Radical Relocation
SAFANIYA, November 24, 2009 - -- In the first operation of its kind in Saudi Arabia, the Environmental Protection Department (EPD) and the Offshore Projects Division of the Northern Area Projects Department (OPD/NAPD) sponsored a coral relocation project in Safaniya.
A unique coral assemblage was discovered less than 100 meters from the beach in the Safaniya offshore field during an environmental-impact assessment for a pipe-laying project. The coral community was in the path of a trench to be dredged for pipe. The corals would have been destroyed during dredging. In the past, mitigation measures were taken to minimize such impacts, but those did not compensate for direct habitat losses from the dredging.
“Recognizing that offset measures will not provide useful compensation for the loss of this coral assemblage,” said EPD marine environmental specialist Yusef Fadlalla, “we recommended to OPD/NAPD a radical mitigation measure that would give these threatened corals a chance to survive. We decided the corals have to be moved to a safe area.”
EPD recommended Reef Ball Australia and Reef Ball USA, organizations with extensive experience in coral relocation and artificial reef development, to move the corals. OPD/NAPD project engineer Kahsif Saeed coordinated and supported the work carried out by the Reef Ball consultants.
A preliminary survey was followed by an intensive three-week campaign in which more than 500 small and large colonies of corals were moved to a nursery area about 700 meters from their original location and a similar distance away from the beach. Relocated with the corals were many small fishes and invertebrates. The operation coincided with the breeding season of cuttlefish, which did not hesitate to lay their egg masses on hard natural surfaces as well as many of the artificial surfaces provided by the concrete coral bases, diver gear, transfer baskets and coral colony tags found in the nursery area.
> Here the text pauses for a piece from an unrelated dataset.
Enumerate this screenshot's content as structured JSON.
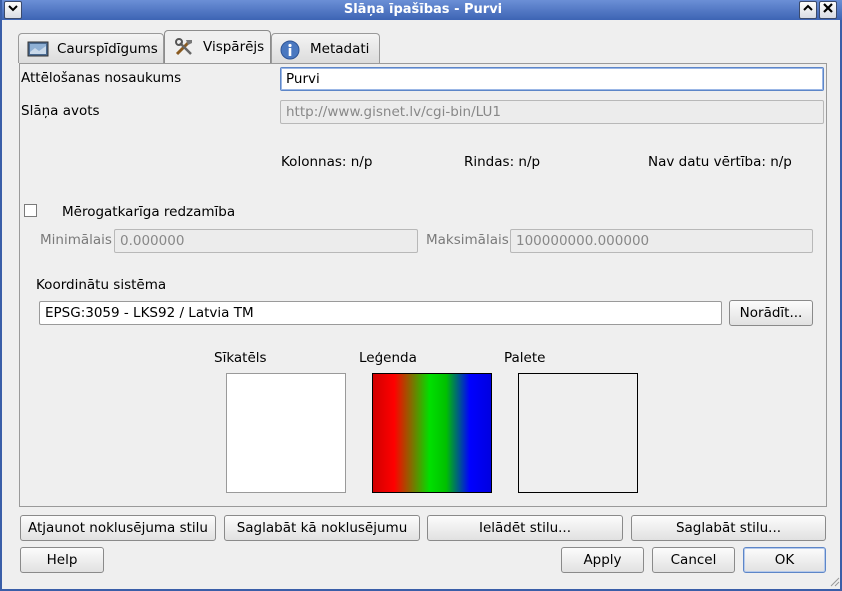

The biological observations made of cuttlefish breeding behavior were a coincidental benefit of the coral relocation operation.
An ecological corridor was also formed by moving some coral colonies along a line that connected the nursery area to the original location in order to expand the range of the corals and to promote re-establishment of corals in the impacted area.
The corals of this unique near-shore assemblage in Safaniya would not be alive today were it not for the relocation initiative by EPD.